In this remote position, we're seeking an experienced Senior Platform Security Engineer to join our team. You will play a critical role in securing our cloud infrastructure and embedding strong security practices across our engineering squads.

• Monitor and secure our Azure + AWS environments, responding to incidents and remediating vulnerabilities.
• Design and implement Infrastructure as Code guardrails (Terraform, Bash, Azure CLI, AWS CLI, Jinja, CloudInit).
• Embed security checks into CI/CD pipelines (GitHub Actions).
• Build and manage secrets management, identity solutions, and key rotation.
• Partner with squads to ensure product features are secure and compliant by design.
• Investigate security breaches and document root cause and remediation steps.
• Integrate logging/monitoring with SOC/MDR vendor to ensure strong detection and response.
• Perform SAST/DAST testing and strengthen software supply chain security.
• Develop and implement an immutable infrastructure strategy.
• Build and execute a red team and blue team strategy to continually test defenses.
• Research security enhancements and make recommendations to leadership.
• Stay current on IT and security standards, advising the company on emerging risks.

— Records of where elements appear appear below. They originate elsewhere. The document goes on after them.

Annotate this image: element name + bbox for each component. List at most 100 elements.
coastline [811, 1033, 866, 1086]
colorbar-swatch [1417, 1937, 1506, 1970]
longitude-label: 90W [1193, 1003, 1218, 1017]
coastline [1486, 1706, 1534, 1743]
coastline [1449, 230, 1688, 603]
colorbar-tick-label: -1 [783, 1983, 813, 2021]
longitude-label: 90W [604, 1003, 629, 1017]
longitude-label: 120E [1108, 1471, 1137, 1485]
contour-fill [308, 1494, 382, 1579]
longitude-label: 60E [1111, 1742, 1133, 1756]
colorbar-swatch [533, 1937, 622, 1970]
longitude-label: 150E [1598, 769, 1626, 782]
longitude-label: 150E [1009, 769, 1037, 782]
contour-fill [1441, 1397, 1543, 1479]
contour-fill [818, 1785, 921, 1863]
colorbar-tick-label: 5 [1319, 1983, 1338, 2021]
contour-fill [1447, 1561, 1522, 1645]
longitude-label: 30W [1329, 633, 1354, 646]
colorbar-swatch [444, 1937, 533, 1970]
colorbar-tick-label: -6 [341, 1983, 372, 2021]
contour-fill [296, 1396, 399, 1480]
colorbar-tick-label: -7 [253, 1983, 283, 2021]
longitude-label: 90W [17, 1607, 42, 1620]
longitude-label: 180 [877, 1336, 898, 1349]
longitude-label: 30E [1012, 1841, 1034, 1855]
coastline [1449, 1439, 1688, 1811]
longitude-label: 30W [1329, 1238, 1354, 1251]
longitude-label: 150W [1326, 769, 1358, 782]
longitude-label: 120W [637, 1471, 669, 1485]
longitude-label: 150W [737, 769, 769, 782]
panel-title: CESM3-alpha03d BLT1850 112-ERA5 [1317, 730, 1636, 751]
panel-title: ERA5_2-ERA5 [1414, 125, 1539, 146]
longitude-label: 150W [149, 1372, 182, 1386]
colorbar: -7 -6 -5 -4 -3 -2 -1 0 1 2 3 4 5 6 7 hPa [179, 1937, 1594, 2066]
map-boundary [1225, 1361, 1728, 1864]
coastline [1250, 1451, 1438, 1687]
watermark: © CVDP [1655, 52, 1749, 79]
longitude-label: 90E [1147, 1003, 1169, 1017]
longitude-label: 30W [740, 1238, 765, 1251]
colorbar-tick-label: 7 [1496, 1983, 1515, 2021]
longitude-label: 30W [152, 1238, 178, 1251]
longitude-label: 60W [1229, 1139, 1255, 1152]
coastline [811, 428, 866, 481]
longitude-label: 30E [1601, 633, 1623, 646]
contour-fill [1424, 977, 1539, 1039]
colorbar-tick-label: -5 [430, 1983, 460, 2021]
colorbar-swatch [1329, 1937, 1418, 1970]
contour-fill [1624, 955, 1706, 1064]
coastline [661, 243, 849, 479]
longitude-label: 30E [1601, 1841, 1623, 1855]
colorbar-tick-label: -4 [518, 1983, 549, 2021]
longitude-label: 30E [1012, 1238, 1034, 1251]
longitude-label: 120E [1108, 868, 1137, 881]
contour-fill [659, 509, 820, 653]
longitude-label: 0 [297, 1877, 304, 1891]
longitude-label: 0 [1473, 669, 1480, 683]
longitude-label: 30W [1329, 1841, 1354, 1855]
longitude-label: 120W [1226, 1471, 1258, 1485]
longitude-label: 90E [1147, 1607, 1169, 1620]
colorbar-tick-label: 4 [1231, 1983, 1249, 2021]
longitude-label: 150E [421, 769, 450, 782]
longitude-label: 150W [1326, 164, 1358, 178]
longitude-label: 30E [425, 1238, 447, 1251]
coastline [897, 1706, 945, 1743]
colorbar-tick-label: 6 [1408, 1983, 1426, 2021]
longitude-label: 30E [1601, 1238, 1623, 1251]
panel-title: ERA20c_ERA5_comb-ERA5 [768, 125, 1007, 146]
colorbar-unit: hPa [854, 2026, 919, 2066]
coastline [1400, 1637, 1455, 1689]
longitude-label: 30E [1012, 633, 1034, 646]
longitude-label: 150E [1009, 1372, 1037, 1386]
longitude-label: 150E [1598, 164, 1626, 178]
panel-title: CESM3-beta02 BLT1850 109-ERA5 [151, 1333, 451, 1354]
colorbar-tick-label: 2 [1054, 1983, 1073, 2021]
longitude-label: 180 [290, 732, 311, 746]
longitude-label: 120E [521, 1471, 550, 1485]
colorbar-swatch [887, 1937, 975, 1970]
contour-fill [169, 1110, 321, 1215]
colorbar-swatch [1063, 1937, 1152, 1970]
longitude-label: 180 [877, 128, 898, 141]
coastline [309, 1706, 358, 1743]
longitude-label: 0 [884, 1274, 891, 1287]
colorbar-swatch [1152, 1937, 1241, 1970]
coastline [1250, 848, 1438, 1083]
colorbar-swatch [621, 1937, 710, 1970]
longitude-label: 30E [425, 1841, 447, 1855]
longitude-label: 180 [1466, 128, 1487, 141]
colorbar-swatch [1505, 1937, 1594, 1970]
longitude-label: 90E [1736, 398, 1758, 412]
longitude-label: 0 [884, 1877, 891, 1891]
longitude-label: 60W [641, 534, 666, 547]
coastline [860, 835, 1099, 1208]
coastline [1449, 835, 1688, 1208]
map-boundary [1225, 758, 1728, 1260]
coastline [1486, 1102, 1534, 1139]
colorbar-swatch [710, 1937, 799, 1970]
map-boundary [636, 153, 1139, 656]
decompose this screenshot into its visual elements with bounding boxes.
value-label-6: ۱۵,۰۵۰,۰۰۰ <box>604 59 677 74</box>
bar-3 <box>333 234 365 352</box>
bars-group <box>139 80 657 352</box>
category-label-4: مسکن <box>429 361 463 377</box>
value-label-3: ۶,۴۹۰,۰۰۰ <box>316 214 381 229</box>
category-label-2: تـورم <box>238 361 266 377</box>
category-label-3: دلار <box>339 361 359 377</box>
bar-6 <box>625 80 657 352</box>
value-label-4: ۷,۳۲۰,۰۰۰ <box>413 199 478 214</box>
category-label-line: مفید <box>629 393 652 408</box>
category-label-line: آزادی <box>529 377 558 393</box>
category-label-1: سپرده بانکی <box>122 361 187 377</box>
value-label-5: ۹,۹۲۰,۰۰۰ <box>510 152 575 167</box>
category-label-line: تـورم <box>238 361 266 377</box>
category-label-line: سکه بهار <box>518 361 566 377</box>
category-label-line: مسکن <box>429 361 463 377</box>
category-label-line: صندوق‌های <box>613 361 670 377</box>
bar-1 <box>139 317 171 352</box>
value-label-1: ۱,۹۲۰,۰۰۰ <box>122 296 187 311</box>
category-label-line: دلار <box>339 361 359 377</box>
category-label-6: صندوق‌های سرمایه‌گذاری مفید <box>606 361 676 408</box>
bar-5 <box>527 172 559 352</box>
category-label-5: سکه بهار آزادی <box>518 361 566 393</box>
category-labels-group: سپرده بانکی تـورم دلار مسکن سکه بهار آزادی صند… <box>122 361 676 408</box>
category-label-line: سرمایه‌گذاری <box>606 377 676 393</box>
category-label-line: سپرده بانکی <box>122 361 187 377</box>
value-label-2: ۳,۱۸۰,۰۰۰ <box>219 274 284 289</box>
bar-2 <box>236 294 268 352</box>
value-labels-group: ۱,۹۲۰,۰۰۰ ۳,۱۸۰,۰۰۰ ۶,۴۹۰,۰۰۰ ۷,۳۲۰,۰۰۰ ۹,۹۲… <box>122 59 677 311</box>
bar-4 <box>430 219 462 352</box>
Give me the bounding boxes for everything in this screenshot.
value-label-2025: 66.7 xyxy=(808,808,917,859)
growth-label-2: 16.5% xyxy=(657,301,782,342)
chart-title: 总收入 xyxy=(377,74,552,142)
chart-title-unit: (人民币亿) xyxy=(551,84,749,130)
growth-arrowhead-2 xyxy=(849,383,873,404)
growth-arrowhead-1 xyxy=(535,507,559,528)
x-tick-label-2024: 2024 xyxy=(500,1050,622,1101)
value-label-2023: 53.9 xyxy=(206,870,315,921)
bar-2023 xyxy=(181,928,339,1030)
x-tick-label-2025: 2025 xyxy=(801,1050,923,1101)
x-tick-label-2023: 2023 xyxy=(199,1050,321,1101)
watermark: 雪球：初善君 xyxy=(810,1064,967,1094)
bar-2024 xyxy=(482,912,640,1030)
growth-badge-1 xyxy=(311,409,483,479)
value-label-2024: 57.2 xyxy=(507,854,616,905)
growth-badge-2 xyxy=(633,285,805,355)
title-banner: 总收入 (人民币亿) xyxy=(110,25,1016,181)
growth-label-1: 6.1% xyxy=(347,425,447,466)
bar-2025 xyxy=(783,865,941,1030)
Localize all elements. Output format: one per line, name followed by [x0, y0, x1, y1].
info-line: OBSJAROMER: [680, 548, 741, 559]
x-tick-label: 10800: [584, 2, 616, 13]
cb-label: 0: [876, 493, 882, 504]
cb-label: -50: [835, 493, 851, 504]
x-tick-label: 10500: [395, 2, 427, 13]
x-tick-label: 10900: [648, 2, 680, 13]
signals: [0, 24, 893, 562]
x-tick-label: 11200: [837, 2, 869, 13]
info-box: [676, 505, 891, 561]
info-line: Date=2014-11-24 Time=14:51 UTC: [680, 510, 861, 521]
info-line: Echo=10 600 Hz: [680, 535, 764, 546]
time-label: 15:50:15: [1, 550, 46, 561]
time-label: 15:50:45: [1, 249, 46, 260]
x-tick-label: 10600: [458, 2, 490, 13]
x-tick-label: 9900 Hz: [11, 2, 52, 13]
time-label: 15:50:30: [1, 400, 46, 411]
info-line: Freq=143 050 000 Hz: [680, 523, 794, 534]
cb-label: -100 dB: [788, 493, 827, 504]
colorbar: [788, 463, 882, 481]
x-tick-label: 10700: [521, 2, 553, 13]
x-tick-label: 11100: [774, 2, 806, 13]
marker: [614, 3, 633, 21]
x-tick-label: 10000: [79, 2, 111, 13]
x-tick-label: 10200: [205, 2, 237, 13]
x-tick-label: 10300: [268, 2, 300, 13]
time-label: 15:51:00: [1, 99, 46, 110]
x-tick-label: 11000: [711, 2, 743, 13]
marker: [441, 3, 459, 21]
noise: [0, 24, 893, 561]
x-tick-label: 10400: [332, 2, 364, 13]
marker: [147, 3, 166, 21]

• Bachelor’s degree in computer science or related field (or equivalent experience).
• 6+ years in platform engineering, DevSecOps, or cloud security roles, with at least 4 in a senior capacity.
• 2+ years of vendor management experience.
• 2+ years mentoring and developing junior team members.
• Experience with security in both AWS and Azure.
• Experience with IaC tools and automation (Terraform, Bash, Azure CLI, AWS CLI, Jinja, CloudInit).
• Experience with SAST/DAST and securing the software supply chain.
• Experience with OpenAPI/Swagger JSON specifications and API security.
• Familiarity with SOC 2 controls and know how to enforce them in cloud systems.
• Familiarity with HIPAA controls and know how to enforce them in cloud systems.
• Experience using or administering compliance automation tools (Drata or similar GRC platforms).
• Ability to collaborate closely with developers and product squads while setting security best practices.

• Security certifications (AWS Security Specialty, AZ500, CISSP, etc.).
• Experience with HITRUST controls and how to enforce them in cloud systems.
• Exposure to enterprise architecture frameworks such as TOGAF.
• Experience in regulated industries (healthcare, fintech, etc.).
• Experience leading or coordinating red/blue team exercises.
• Experience with other scripting languages: PowerShell, python

• The Seattle base salary range for this full-time position is $163k-$192k.
• Benefits include medical, dental, vision, life and AD&D insurance, EAP, short-term and long-term disability, 16 days PTO, 8 paid holidays, fully paid holiday closure, parental and family medical leave, 401k, stock options and annual bonuses and salary increases based on merit.

At Opala, we believe that diversity and inclusivity are critical to our success. We encourage and value diverse perspectives and experiences, and we believe that they are essential for driving innovation and creating products that meet the needs of our diverse customer base. We are an equal opportunity employer and make employment decisions on the basis of merit.